29STORIES Update #2: Strategery & Structurefeatured

29STORIES Check-In #2: Strategery & Structure {the ponytail diaries}

Pulled back a little this week – 0 actual words written, because I’ve spent more time focusing on generating some ideas and planning some outlines and structure.

The cool thing about short stories (and the thing I’m really not that good at) is you have so many more options with narrative structure and style than longer works. In a novel, you pretty much have to stick to traditional prose with dialogue. You have options between first and third person, present and past tense, but — in general, and this is certainly changing — a novel is going to look like “description – dialogue – inner monologue/thoughts (if in first person) – dialogue – description” and so on.

But in a short story, it’s much easier to tell an entire story without any dialogue. You can frame the story using email exchanges or texts only.
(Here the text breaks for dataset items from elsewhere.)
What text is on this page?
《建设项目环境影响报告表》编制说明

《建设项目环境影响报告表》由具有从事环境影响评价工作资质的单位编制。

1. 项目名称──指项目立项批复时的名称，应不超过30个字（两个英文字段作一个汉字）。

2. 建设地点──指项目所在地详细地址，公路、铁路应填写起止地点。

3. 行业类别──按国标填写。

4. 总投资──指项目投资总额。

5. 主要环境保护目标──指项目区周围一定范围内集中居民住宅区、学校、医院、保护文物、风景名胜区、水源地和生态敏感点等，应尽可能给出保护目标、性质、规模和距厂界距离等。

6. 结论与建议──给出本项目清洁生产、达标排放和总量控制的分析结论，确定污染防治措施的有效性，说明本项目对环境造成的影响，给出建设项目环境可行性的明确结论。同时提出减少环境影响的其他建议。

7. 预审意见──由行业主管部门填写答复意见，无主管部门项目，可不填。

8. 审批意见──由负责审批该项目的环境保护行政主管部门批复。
In B.J. Novak’s One More Thing: Stories and Other Stories, he’s got one story that’s basically a monologue, where a guy spends a couple pages explaining to you that he always wears red t-shirts, and then every day, he checks the Craigslist “Missed Connections” section and searches for “red shirt” to see if anyone posted about him. Then later in the book, another story is literally a Missed Connections post this girl writes about spending an entire day with a guy wearing a red t-shirt, without learning his name or number.
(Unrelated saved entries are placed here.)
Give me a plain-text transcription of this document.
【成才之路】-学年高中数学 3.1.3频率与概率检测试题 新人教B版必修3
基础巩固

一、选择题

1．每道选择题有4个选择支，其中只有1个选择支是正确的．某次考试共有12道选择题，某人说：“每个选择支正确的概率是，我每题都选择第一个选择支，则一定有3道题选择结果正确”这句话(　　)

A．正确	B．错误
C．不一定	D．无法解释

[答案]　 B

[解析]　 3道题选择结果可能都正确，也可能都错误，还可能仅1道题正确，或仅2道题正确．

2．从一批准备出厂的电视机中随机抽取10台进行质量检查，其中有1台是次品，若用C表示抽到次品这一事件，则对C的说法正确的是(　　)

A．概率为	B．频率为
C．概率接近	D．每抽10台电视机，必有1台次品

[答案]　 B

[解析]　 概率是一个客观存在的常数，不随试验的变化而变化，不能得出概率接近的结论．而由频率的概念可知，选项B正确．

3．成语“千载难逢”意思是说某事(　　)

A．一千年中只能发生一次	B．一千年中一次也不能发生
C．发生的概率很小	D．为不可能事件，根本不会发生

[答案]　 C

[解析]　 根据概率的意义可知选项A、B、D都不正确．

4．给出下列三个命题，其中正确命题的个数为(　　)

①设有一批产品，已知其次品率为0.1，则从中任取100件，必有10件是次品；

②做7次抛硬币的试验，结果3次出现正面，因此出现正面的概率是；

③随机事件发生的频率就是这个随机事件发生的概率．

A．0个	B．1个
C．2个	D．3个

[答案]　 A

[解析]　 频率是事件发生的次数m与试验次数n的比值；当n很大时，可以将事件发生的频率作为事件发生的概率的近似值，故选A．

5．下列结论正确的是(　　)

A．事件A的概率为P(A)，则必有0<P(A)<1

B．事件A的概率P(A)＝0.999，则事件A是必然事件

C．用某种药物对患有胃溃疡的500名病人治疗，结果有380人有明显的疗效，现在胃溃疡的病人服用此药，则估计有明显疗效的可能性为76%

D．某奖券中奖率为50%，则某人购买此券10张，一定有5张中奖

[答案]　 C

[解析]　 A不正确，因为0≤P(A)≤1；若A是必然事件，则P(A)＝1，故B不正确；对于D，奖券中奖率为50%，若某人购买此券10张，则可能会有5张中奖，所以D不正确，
It’s hard for me to change my mindset and explore different ways of telling “complete” stories like that. My “plots” tend to be “novel-size.” They’re big, they’re complex, they involve lots of character development and take a long time (and a lot of words) to tell.

Obviously that won’t work for this project, so I’m trying to figure out how I can fit my plots into “short story” frameworks and part of that means thinking about alternate narrative structures.

So far, I’ve thinking:

Four different “day in the life” stories about four San Francisco roommates. The idea would be to describe Roommate A’s Monday, Roommate B’s Tuesday, and so on. All distinct characters and storylines that are somewhat interrelated. Each story would reveal a little more not just about the “main character,” but also about the relationships between all four roommates.

Snapshots of four consecutive summers, where a character returns home from college each year and one significant thing happens each year.

Just using various social media posts and possibly texts.

Possibly playing with a story that only uses dialogue, and maybe a speech tag here and there. But not a screenplay. Not sure about this one.

Do you ever consider structure first, and then finding a plot and characters to fit it?